Presi due tazza di ceramica dalla credenza, e le posizionai sotto il getto della macchinetta del caffè.
Non appena l'azionai, lei iniziò a produrre un rumore
prolungato e fastidioso, che fece mugugnare infastidito Rico ed
imprecare un insulto sottovoce. Se fosse diretto a me o alla
macchinetta non lo capì mai.
- Sveglia, Bell'Addormentato! Il sole è alto, i piccioni
cinguettano, e il caffè è pronto - lo informai, prendendo
una delle tazza ed appoggiandola sul tavolino del salotto,
perfettamente davanti alla sua faccia.
- Sembri uno di quei post che condividono le vecchie su Facebook -
brontolò il corvino, stropicciandosi gli occhi verdi ancora
assonnati - Mi metti l'ansia -
Mi feci scappare un risolino divertito.
- Ora che me l'hai fatto notare, passerò tutta la giornata a
taggarti in post simili e a mandarti un milione di messaggini su
Whattsapp - risi, mentre andavo a prendere la bottiglia del latte nel
frigo.
Nonostante odiassi macchiare il caffè con il latte freddo, e
preferissi di gran lunga quello caldo, decisi di fare un'eccezione
quella mattina.
Ero troppo pigra per andare a riscaldarlo nel microonde, come ero solita fare quasi sempre prima di allora.
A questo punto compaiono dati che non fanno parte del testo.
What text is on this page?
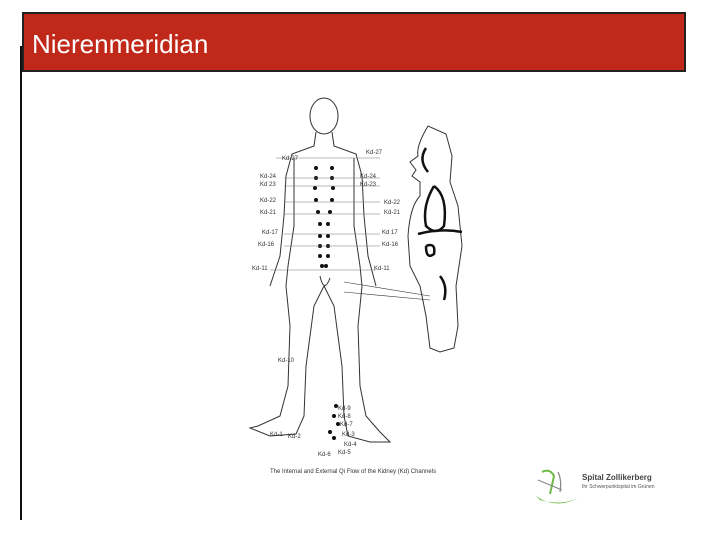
Nierenmeridian
Kd-27
Kd-24
Kd 23
Kd-22
Kd-21
Kd-17
Kd-16
Kd-11
Kd-10
Kd-1 Kd-2
Kd-6
Kd-27
Kd-24
Kd-23
Kd-22
Kd-21
Kd 17
Kd-16
Kd-11
Kd-9
Kd-8
Kd-7
Kd-3
Kd-4
Kd-5
The Internal and External Qi Flow of the Kidney (Kd) Channels
Spital Zollikerberg
Ihr Schwerpunktspital im Grünen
- Ti prego no, Chiara - pigolò quasi, disperato.
Se facesse finta o meno, non lo capì.
Mi sentivo particolarmente sadica quel giorno; sicuramente la colpa era del pranzo.
- Di che parlate, voi due? - chiese, un'assonnata Lavinia, facendo la sua comparsa.
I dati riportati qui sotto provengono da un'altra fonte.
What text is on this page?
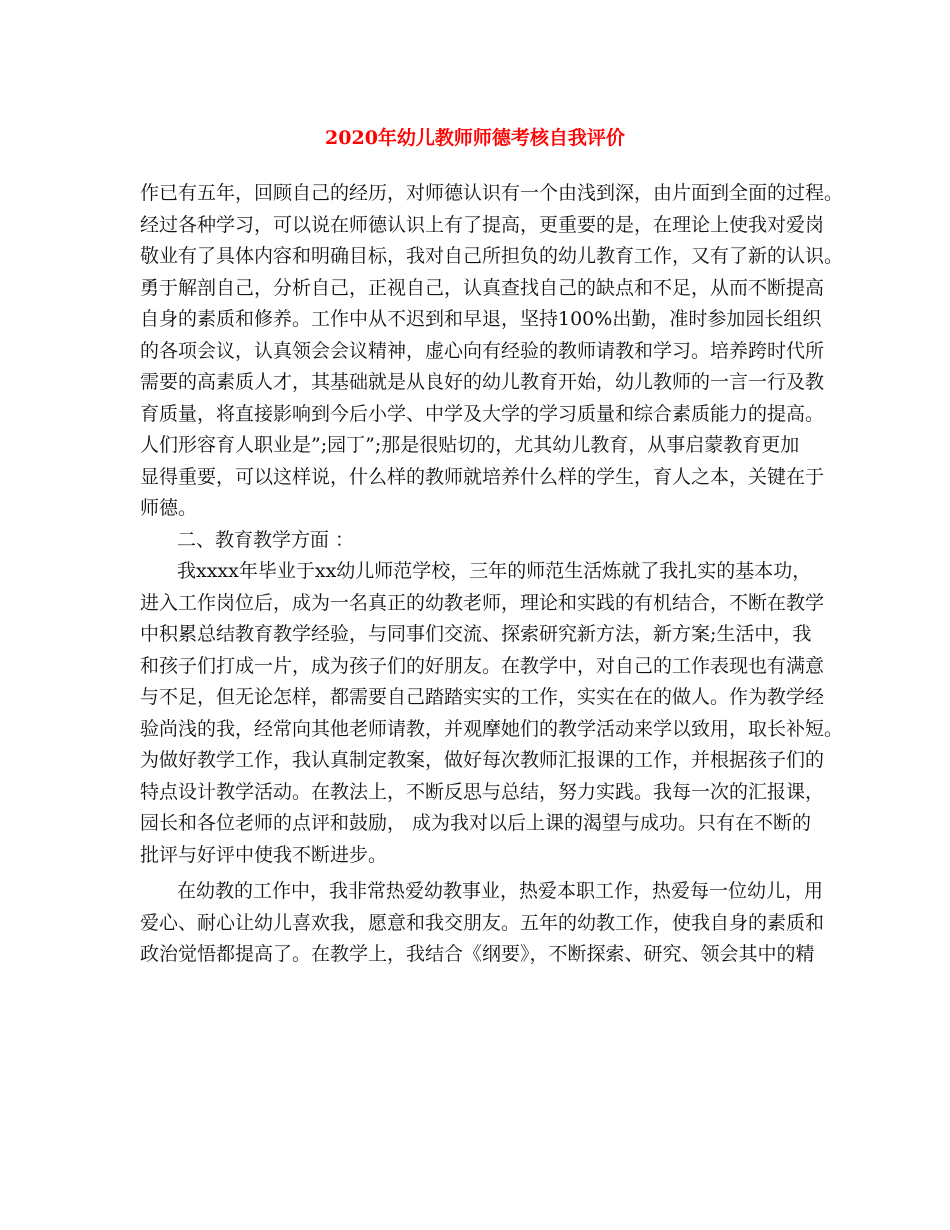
2020年幼儿教师师德考核自我评价
作已有五年，回顾自己的经历，对师德认识有一个由浅到深，由片面到全面的过程。
经过各种学习，可以说在师德认识上有了提高，更重要的是，在理论上使我对爱岗
敬业有了具体内容和明确目标，我对自己所担负的幼儿教育工作，又有了新的认识。
勇于解剖自己，分析自己，正视自己，认真查找自己的缺点和不足，从而不断提高
自身的素质和修养。工作中从不迟到和早退，坚持100%出勤，准时参加园长组织
的各项会议，认真领会会议精神，虚心向有经验的教师请教和学习。培养跨时代所
需要的高素质人才，其基础就是从良好的幼儿教育开始，幼儿教师的一言一行及教
育质量，将直接影响到今后小学、中学及大学的学习质量和综合素质能力的提高。
人们形容育人职业是”;园丁”;那是很贴切的，尤其幼儿教育，从事启蒙教育更加
显得重要，可以这样说，什么样的教师就培养什么样的学生，育人之本，关键在于
师德。
二、教育教学方面 ：
我xxxx年毕业于xx幼儿师范学校，三年的师范生活炼就了我扎实的基本功，
进入工作岗位后，成为一名真正的幼教老师，理论和实践的有机结合，不断在教学
中积累总结教育教学经验，与同事们交流、探索研究新方法，新方案;生活中，我
和孩子们打成一片，成为孩子们的好朋友。在教学中，对自己的工作表现也有满意
与不足，但无论怎样，都需要自己踏踏实实的工作，实实在在的做人。作为教学经
验尚浅的我，经常向其他老师请教，并观摩她们的教学活动来学以致用，取长补短。
为做好教学工作，我认真制定教案，做好每次教师汇报课的工作，并根据孩子们的
特点设计教学活动。在教法上，不断反思与总结，努力实践。我每一次的汇报课，
园长和各位老师的点评和鼓励， 成为我对以后上课的渴望与成功。只有在不断的
批评与好评中使我不断进步。
在幼教的工作中，我非常热爱幼教事业，热爱本职工作，热爱每一位幼儿，用
爱心、耐心让幼儿喜欢我，愿意和我交朋友。五年的幼教工作，使我自身的素质和
政治觉悟都提高了。在教学上，我结合《纲要》，不断探索、研究、领会其中的精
Si era appena svegliata anche lei, si vedeva dagli occhi ancora
impastati dal sonno e, dettaglio più importante, portava gli
occhiali da vista.
Più della birra, mia sorella odiava un'altra cosa: gli occhiali da vista.
Affermava quasi sempre che le stavano male, che le erano scomodi e che preferiva di gran lunga mettersi le lenti a contatto.
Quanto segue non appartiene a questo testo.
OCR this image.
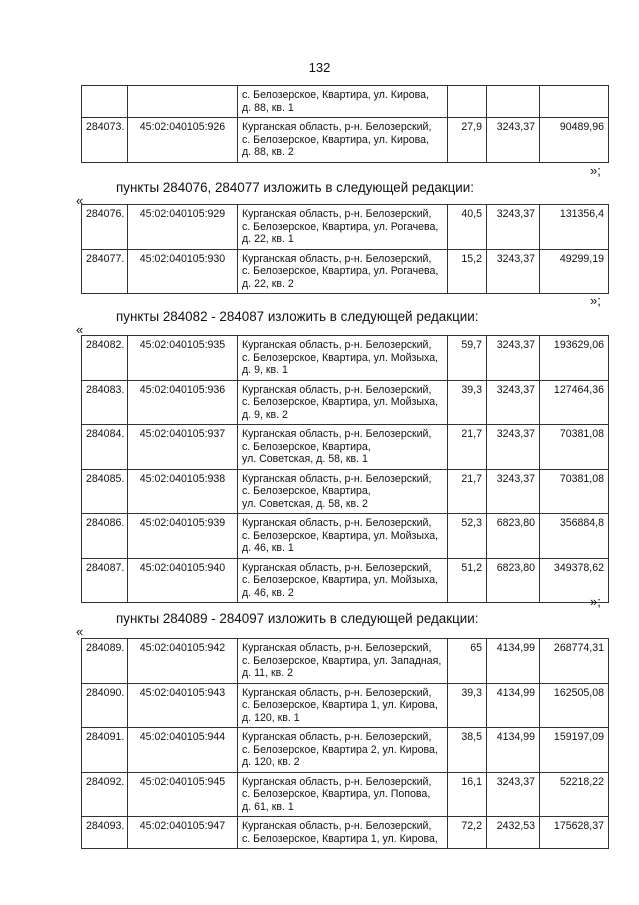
132
		с. Белозерское, Квартира, ул. Кирова,
д. 88, кв. 1			
284073.	45:02:040105:926	Курганская область, р-н. Белозерский,
с. Белозерское, Квартира, ул. Кирова,
д. 88, кв. 2	27,9	3243,37	90489,96
»;
пункты 284076, 284077 изложить в следующей редакции:
«
284076.	45:02:040105:929	Курганская область, р-н. Белозерский,
с. Белозерское, Квартира, ул. Рогачева,
д. 22, кв. 1	40,5	3243,37	131356,4
284077.	45:02:040105:930	Курганская область, р-н. Белозерский,
с. Белозерское, Квартира, ул. Рогачева,
д. 22, кв. 2	15,2	3243,37	49299,19
»;
пункты 284082 - 284087 изложить в следующей редакции:
«
284082.	45:02:040105:935	Курганская область, р-н. Белозерский,
с. Белозерское, Квартира, ул. Мойзыха,
д. 9, кв. 1	59,7	3243,37	193629,06
284083.	45:02:040105:936	Курганская область, р-н. Белозерский,
с. Белозерское, Квартира, ул. Мойзыха,
д. 9, кв. 2	39,3	3243,37	127464,36
284084.	45:02:040105:937	Курганская область, р-н. Белозерский,
с. Белозерское, Квартира,
ул. Советская, д. 58, кв. 1	21,7	3243,37	70381,08
284085.	45:02:040105:938	Курганская область, р-н. Белозерский,
с. Белозерское, Квартира,
ул. Советская, д. 58, кв. 2	21,7	3243,37	70381,08
284086.	45:02:040105:939	Курганская область, р-н. Белозерский,
с. Белозерское, Квартира, ул. Мойзыха,
д. 46, кв. 1	52,3	6823,80	356884,8
284087.	45:02:040105:940	Курганская область, р-н. Белозерский,
с. Белозерское, Квартира, ул. Мойзыха,
д. 46, кв. 2	51,2	6823,80	349378,62
»;
пункты 284089 - 284097 изложить в следующей редакции:
«
284089.	45:02:040105:942	Курганская область, р-н. Белозерский,
с. Белозерское, Квартира, ул. Западная,
д. 11, кв. 2	65	4134,99	268774,31
284090.	45:02:040105:943	Курганская область, р-н. Белозерский,
с. Белозерское, Квартира 1, ул. Кирова,
д. 120, кв. 1	39,3	4134,99	162505,08
284091.	45:02:040105:944	Курганская область, р-н. Белозерский,
с. Белозерское, Квартира 2, ул. Кирова,
д. 120, кв. 2	38,5	4134,99	159197,09
284092.	45:02:040105:945	Курганская область, р-н. Белозерский,
с. Белозерское, Квартира, ул. Попова,
д. 61, кв. 1	16,1	3243,37	52218,22
284093.	45:02:040105:947	Курганская область, р-н. Белозерский,
с. Белозерское, Квартира 1, ул. Кирова,	72,2	2432,53	175628,37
Persino in casa preferiva mettersele, ed era un evento assai raro
vederla con un paio indosso, appoggiati sul naso. Un qualcosa che aveva
dell'incredibile.
- Del fatto che tua sorella è una personcina sadica e senza cuore -
- E dove sarebbe la novità? - chiese confusa, inarcando un sopracciglio.
Le lanciai una lieve occhiataccia, prima a lei poi a Rico.
- Non sono senza cuore - borbottai, gonfiando le guance.
- Ma sadica sì, tesoro -
- Quello mica l'ho messo in dubbio - sorrisi, prendendo un sorso di caffè.
- Ho una voglia pari a zero di andare a quello stupido pranzo - bofonchiai poi, indispettita come una bimba piccola.
- Non dirlo a me - Lavinia mi si avvicinò, e prese dalla
credenza un'altra tazza in ceramica - Non possiamo fingere un malore
improvviso? -
Scossi la testa, afflitta - La scusa della malattia l'abbiamo già usata due settimane fa - le ricordai.
La sentì borbottare un "Accidenti", che venne lievemente
mascherato dal rumore della macchinetta che macinava i chicchi di
caffè.
Finita la mia rapida colazione, mi spostai in camera mia per cambiarmi e poter accompagnare il povero Rico a casa.
Presi le chiavi della Polo, che condividevo con mia sorella, dalla sua
borsa e mi vestì con un paio di jeans slabbrati in alcuni punti e
una felpa di una taglia in più.
Il classico abbigliamento alla "Cazzo mene", usato principalmente da studenti, studentesse e dal 90% della popolazione mondiale.
Enrico viveva con la sua famiglia non poco lontano da Porta Garibaldi,
in un appartamento al sesto piano di una deliziosa palazzina.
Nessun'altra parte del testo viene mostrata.